Yannis’ vocal expands out from the centre of the mix filling every crack with a reverbed omnipresence. The dexterous guitar work is then broken by this robust bassline and clapped percussion and as the tempo lifts, 'Night Swimmers' take the form of a legitimate jittering dance track, who would have guessed?

‘London Thunder’
Distant organ chords sound muzzled, maybe indicative of the lethargy and misdirection this track bleeds as Yannis paints pictures of poignant loneliness.

“And now the tables turn” the frontman breathes as harmonies gently unfurl and growing instrumentation seeps out of the peripheries and into focus. Sparse percussion and droplets of guitar work make for a lulling ambience to give platform for What Went Down’s most captivating and reflective lyrics.

'Lonely Hunter'
“Will I see you? / I got lost in foreign lands / Tried to get back / I hoped you’d understand”, 'Lonely Hunter' feels as middling as the record stretches to stay since the imbalance is the propulsion behind the philosophy of the record.
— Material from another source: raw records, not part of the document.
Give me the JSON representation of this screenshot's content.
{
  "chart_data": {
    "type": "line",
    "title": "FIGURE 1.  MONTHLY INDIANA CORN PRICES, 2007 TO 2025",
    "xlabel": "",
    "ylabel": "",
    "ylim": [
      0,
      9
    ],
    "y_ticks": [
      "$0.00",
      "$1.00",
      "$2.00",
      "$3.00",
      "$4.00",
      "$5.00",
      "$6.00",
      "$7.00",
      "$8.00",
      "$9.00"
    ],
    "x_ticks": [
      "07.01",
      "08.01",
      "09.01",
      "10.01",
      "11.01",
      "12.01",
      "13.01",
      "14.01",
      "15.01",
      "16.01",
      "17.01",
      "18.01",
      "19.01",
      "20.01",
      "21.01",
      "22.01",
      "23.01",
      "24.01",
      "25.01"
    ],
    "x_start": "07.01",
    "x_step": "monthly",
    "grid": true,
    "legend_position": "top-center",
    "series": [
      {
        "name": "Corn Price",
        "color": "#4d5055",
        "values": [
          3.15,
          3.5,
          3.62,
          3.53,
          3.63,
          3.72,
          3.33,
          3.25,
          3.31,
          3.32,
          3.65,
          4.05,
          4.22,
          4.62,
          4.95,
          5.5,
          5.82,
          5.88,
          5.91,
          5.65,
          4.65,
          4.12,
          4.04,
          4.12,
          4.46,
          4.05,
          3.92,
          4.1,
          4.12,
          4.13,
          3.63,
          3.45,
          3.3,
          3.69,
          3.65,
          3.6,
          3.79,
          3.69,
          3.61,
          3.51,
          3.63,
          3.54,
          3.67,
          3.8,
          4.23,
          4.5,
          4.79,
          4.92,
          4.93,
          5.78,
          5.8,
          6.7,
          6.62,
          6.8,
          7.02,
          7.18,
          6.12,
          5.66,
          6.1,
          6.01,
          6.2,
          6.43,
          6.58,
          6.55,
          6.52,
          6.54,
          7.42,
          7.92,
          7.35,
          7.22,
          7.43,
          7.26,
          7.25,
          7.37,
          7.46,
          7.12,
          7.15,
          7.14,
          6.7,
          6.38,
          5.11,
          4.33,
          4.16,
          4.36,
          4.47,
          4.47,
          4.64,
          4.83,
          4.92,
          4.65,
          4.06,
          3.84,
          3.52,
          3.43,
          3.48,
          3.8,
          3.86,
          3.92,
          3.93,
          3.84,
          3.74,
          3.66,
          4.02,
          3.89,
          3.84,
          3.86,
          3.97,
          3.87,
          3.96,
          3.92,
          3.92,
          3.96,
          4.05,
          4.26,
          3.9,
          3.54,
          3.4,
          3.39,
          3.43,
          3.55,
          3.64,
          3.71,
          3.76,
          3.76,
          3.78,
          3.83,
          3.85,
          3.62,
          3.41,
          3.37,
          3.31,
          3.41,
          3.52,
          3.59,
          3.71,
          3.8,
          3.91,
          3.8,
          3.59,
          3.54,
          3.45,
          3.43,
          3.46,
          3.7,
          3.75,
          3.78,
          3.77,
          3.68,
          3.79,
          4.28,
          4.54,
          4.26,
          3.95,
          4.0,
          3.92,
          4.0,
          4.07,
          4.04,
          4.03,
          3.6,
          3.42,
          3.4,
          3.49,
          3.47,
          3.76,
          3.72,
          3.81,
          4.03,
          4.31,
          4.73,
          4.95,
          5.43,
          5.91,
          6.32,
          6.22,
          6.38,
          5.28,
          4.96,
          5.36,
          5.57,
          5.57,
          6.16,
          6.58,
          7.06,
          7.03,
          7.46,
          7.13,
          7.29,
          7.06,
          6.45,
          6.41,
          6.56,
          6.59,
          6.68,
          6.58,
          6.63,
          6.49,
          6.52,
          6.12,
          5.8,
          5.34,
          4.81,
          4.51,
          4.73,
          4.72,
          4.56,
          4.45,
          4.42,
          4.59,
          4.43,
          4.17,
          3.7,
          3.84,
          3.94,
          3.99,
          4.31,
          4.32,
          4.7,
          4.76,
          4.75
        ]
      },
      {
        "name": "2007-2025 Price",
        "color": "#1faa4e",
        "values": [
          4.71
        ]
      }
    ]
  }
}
That said, this track still has huge single potential. The lyrical density reads like poetry which provides enough depth for the sticklers that may grow weary of What Went Down’s overdose of soaring choruses at this point.

'A Knife In The Ocean' 
Having already previewed it during Foals’ Radio 1 live session, we knew this 7 minute behemoth could potentially be the Oxford band’s magnum opus. Delayed guitar notes swing above deliberate drum work and lush chord strums and as the chorus hits, screeching notes slide to create this feelin gof sharp intakes of breath telling of an incoming trepidation.

‘A Knife In The Ocean’ has an ebb and flow like the collapse and cresting of waves. “Whoa, what come of the things we once believed? / Whoa, all lost to the depths of a hungry sea”. The feeling of loss and stark existentialism is rife throughout the whole record, a fact it’s only revealed to us right at the finale, when all the loose ends are tied up and resolve is given: “The fire it comes but we’ll be just fine”.

But that’s not to say Foals believe entirely in such utopian conclusions. The instrumental rages on with grand walls of effects and throaty yells accumulating this post-rock sounding odyssey that, despite the chaos, feels earnest and compassionate.

Verdict:
“I wanted to tap into my inner madman and feel like I was channeling some sort of fevered creature”, said Yannis about the new record, but the sheer depth and emotional gravitas is emblematic of a far more complex reconstruction of the band.

Foals are rightfully one of the most successful and respected UK bands on the circuit because they don’t settle for anything or anyone. Brazen in their experimentation, this record sees the band play with the powers of both noise and harmony to extremes they’ve never trifled with before.

An intense experience from start to finish, Foals drag us to the tempest and pull us back into safety just before the cliff crumbles. What Went Down is the most daring and exciting record since their debut - an uncompromising triumph.